Benefit of storing state as a list/integer in tensorflow agents


In the environment tutorial of tensorflow agents (https://www.tensorflow.org/agents/tutorials/2_environments_tutorial), the state is stored as an integer. When the state is required, it is converted to a numpy array:

from tf_agents.environments import py_environment
import numpy as np

class CardGameEnv(py_environment.PyEnvironment):

    def __init__(self):
        self._state = 0

    def _step(self,action):
        state_array = np.array([self._state], dtype=np.int32)
        return np.transition(state_array, reward=1.0, discount=0.9)

Is there any reason why they do this, instead of just storing the state directly as a numpy array? So like this:

from tf_agents.environments import py_environment
import numpy as np
class CardGameEnv(py_environment.PyEnvironment):

    def __init__(self):
        self._state = np.array([0], dtype=np.int32)

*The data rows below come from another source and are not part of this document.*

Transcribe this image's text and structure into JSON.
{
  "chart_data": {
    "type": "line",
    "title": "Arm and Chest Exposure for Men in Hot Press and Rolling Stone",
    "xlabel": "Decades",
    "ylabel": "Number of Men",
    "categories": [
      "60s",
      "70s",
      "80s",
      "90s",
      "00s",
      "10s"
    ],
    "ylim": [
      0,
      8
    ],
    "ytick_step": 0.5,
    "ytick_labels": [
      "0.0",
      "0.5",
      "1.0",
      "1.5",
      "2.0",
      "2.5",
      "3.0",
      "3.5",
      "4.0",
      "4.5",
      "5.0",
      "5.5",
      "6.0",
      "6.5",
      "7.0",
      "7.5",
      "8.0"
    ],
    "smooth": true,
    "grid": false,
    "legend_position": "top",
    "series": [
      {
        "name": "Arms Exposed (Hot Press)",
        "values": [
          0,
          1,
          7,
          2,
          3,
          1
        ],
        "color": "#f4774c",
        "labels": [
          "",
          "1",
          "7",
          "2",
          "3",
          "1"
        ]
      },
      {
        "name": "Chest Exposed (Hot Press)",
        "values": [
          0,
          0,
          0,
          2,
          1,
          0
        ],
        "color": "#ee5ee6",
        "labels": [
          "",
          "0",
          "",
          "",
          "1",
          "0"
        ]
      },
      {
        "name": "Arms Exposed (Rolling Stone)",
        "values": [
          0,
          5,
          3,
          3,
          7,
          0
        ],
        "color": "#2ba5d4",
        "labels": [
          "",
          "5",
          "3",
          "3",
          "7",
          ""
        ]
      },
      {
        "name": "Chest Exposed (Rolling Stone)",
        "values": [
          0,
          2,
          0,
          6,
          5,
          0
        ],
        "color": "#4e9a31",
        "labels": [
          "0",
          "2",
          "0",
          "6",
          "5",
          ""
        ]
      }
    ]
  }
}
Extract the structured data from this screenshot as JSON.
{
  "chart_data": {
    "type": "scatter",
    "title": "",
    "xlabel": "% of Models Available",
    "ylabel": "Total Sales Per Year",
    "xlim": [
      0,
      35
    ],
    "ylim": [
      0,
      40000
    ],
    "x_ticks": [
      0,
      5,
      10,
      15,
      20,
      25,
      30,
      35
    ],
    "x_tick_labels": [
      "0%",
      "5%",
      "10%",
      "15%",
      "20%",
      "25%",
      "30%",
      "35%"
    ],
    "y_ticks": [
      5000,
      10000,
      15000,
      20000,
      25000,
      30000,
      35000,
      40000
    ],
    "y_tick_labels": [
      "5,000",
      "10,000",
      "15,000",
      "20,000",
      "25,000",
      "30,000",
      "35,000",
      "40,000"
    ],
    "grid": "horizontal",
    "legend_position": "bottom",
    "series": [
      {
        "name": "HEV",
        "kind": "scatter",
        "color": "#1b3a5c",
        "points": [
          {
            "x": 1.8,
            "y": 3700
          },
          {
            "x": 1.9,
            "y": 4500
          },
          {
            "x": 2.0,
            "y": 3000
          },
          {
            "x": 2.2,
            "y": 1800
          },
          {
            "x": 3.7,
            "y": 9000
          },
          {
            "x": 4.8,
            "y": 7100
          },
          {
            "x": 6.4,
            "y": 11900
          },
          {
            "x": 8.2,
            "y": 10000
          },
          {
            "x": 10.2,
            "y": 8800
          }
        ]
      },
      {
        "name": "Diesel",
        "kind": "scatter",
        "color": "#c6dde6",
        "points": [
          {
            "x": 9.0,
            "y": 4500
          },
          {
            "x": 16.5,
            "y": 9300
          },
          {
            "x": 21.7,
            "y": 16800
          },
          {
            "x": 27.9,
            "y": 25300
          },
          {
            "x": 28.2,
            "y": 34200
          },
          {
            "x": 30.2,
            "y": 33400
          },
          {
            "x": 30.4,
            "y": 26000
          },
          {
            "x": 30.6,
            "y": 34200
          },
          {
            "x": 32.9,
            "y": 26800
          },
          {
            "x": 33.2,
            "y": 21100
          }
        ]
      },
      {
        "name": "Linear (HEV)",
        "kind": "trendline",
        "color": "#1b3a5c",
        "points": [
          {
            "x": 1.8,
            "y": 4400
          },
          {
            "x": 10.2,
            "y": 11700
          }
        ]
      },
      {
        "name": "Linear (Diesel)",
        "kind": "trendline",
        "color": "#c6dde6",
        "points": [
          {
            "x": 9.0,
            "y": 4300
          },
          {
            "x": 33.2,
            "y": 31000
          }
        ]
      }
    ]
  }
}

    def _step(self,action):
        return np.transition(self._state, reward=1.0, discount=0.9)

Is there any downside to using the second method? Or is this equally valid?


Solution

  • I often do not store data as numpy array for convenience. I sometimes use pandas dataframes, sometimes lists, it depends on how you update your current state.

    Nevertheless, storing the state as numpy array is always more efficient, since you do not need to convert the state to numpy array when returning an observation within a transition.